I know nothing about the artist (Jessie Ware) or her song ("Step Into My Life") or this dancer (Eric Schloesser). The tab has been open so long I can not recall the algorithmic alchemy that brought me to it and left me exhilarated.
His face. Its high-angled cheekbones. Deep-set hooded eyes. Joaquin Phoenix's mullet from To Die For, but make it fashion. The fluid drape and sickly color of the slightly oversized jacket. The break of his dark blue trousers. Those shoes.
Then there're the long takes and low angles of the camera, starting with the shoes, moving up and out, creating a rhythm and indulging a bit of bricolage business on the benches. All that blows apart at the chorus, leaving us lying on the ground, looking up at this sullen, whirling colossus. The camera stills, letting him dance out of the frame without following. Disco strings and horns and bass and lewd pews surge up as the bridge returns us to the first shots, but runs them backwards and forwards, the dancer leaping and spinning and flipping and sliding until the chorus again intervenes. He brings a bright green bowling ball to his lips, kisses it, taking the sacrament of Jesus-les-pins. Illogical unmotivated cuts abound.

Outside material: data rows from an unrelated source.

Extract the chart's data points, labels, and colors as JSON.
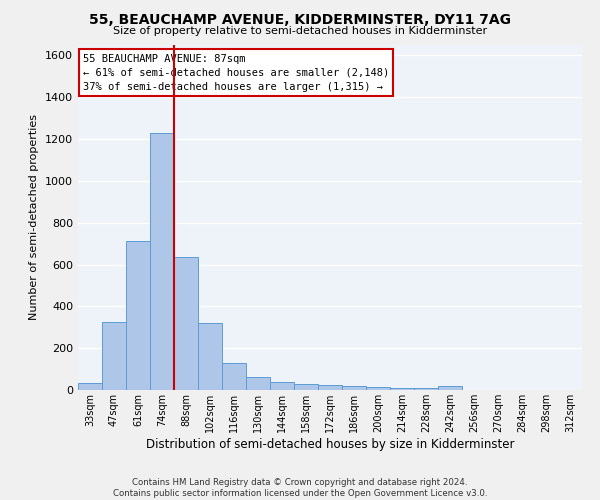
{
  "title": "55, BEAUCHAMP AVENUE, KIDDERMINSTER, DY11 7AG",
  "subtitle": "Size of property relative to semi-detached houses in Kidderminster",
  "xlabel": "Distribution of semi-detached houses by size in Kidderminster",
  "ylabel": "Number of semi-detached properties",
  "categories": [
    "33sqm",
    "47sqm",
    "61sqm",
    "74sqm",
    "88sqm",
    "102sqm",
    "116sqm",
    "130sqm",
    "144sqm",
    "158sqm",
    "172sqm",
    "186sqm",
    "200sqm",
    "214sqm",
    "228sqm",
    "242sqm",
    "256sqm",
    "270sqm",
    "284sqm",
    "298sqm",
    "312sqm"
  ],
  "values": [
    35,
    325,
    715,
    1230,
    635,
    320,
    130,
    63,
    37,
    30,
    22,
    17,
    13,
    10,
    8,
    20,
    0,
    0,
    0,
    0,
    0
  ],
  "bar_color": "#aec6e8",
  "bar_edge_color": "#5b9bd5",
  "property_bin_index": 4,
  "annotation_title": "55 BEAUCHAMP AVENUE: 87sqm",
  "annotation_line1": "← 61% of semi-detached houses are smaller (2,148)",
  "annotation_line2": "37% of semi-detached houses are larger (1,315) →",
  "vline_color": "#cc0000",
  "annotation_box_color": "#ffffff",
  "annotation_box_edge": "#cc0000",
  "background_color": "#eef3f9",
  "grid_color": "#ffffff",
  "ylim": [
    0,
    1650
  ],
  "yticks": [
    0,
    200,
    400,
    600,
    800,
    1000,
    1200,
    1400,
    1600
  ],
  "footer_line1": "Contains HM Land Registry data © Crown copyright and database right 2024.",
  "footer_line2": "Contains public sector information licensed under the Open Government Licence v3.0."
}
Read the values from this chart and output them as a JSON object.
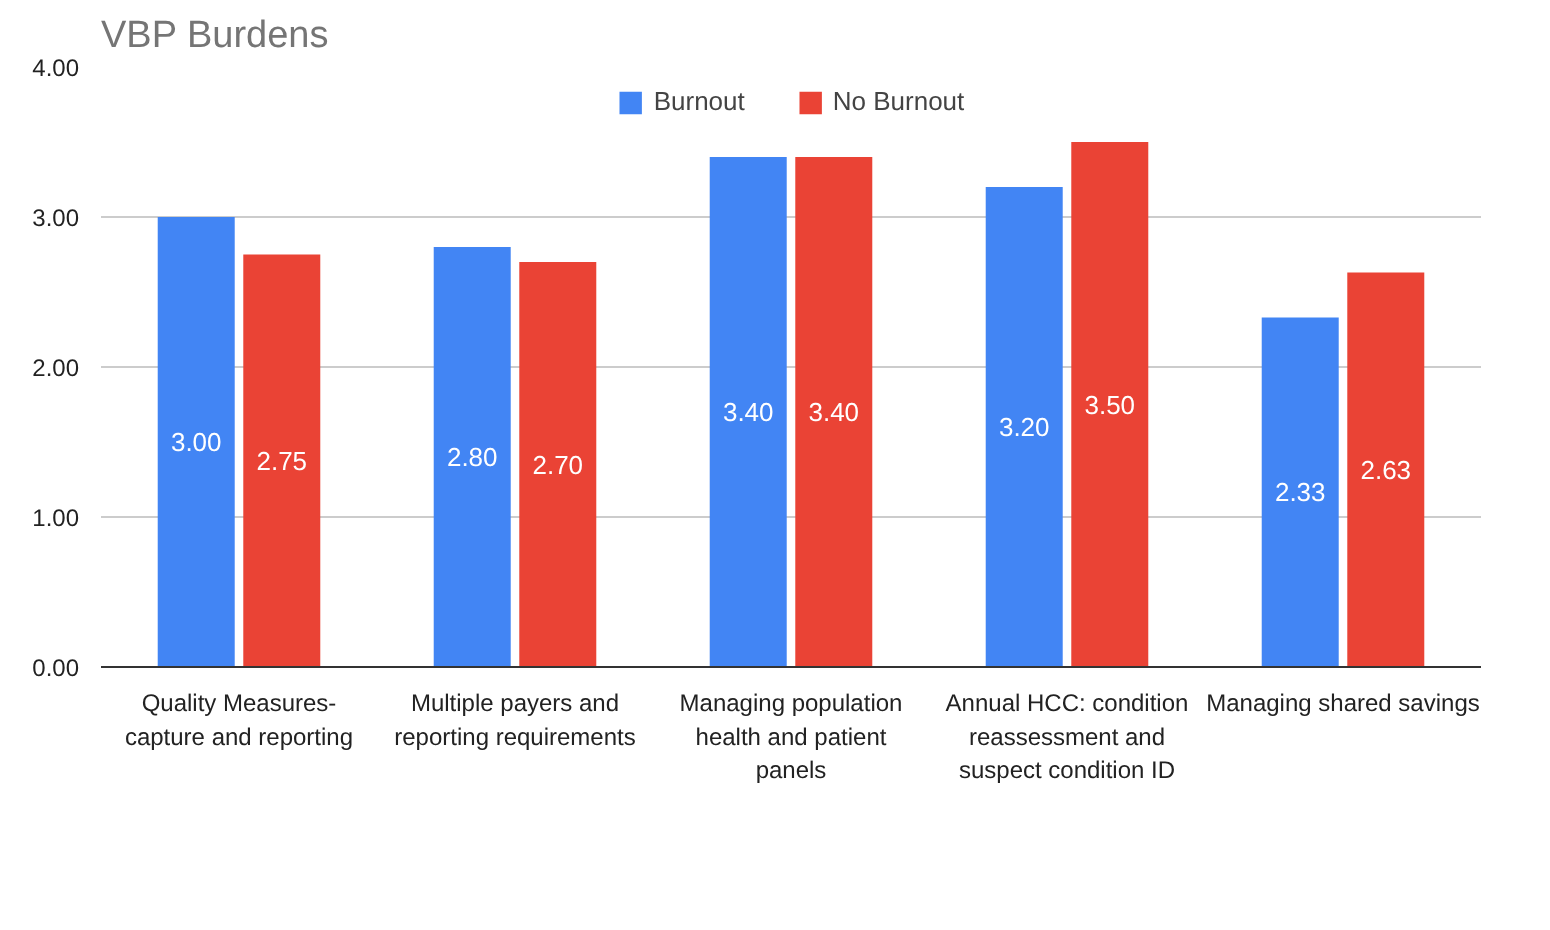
{
  "chart_data": {
    "type": "bar",
    "title": "VBP Burdens",
    "categories": [
      "Quality Measures-capture and reporting",
      "Multiple payers and reporting requirements",
      "Managing population health and patient panels",
      "Annual HCC: condition reassessment and suspect condition ID",
      "Managing shared savings"
    ],
    "series": [
      {
        "name": "Burnout",
        "color": "#4285f4",
        "values": [
          3.0,
          2.8,
          3.4,
          3.2,
          2.33
        ],
        "value_labels": [
          "3.00",
          "2.80",
          "3.40",
          "3.20",
          "2.33"
        ]
      },
      {
        "name": "No Burnout",
        "color": "#ea4335",
        "values": [
          2.75,
          2.7,
          3.4,
          3.5,
          2.63
        ],
        "value_labels": [
          "2.75",
          "2.70",
          "3.40",
          "3.50",
          "2.63"
        ]
      }
    ],
    "ylim": [
      0,
      4
    ],
    "yticks": [
      {
        "value": 0,
        "label": "0.00"
      },
      {
        "value": 1,
        "label": "1.00"
      },
      {
        "value": 2,
        "label": "2.00"
      },
      {
        "value": 3,
        "label": "3.00"
      },
      {
        "value": 4,
        "label": "4.00"
      }
    ],
    "grid": "y",
    "legend": "top"
  }
}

The camera faces him from the lane, revealing the previously unseen reverse of the alley, a blip of blue. And then it comes, at 3:14, with 20 seconds left. A smirk breaks the straight line of his lips on one side only. Perfection. The camera catches a vapor and reacts with a series of super short shots as he bowls.
Does he strike? No idea. The camera abandons the 180-degree rule altogether as he turns away, starting again from his shoes and backing up and out into a wide shot, his body blocking our view as he slouches toward us, hands in pockets. The final two shots eschew matches on action almost entirely. Returning to the eternal return of brightly colored balls for the fourth and final time here, the crouched-down Stedicam rises up on its knees as he dances out of frame in the background. Cut. The camera gazes down from the ceiling like a mirror ball as the dancer slides into disco home plate. Take that, baseball, he's safe: a prone pietà . His back-arched body and splayed fingers cut across the strict verticals of the floorboards on the bias. The music stops.
It's so good. Yes, the video does invoke Christopher Walken in Fatboy Slim's Spike Jonze-helmed "Weapon of Choice." But it shows off not with traveling mirror shots but in the modesty of its setting. There's something, too, to this solitary dancer's line, often seen from exceedingly low angles, that recalls Chris of Christine and the Queens in "Tilted," although they tend more toward dancing ensemble.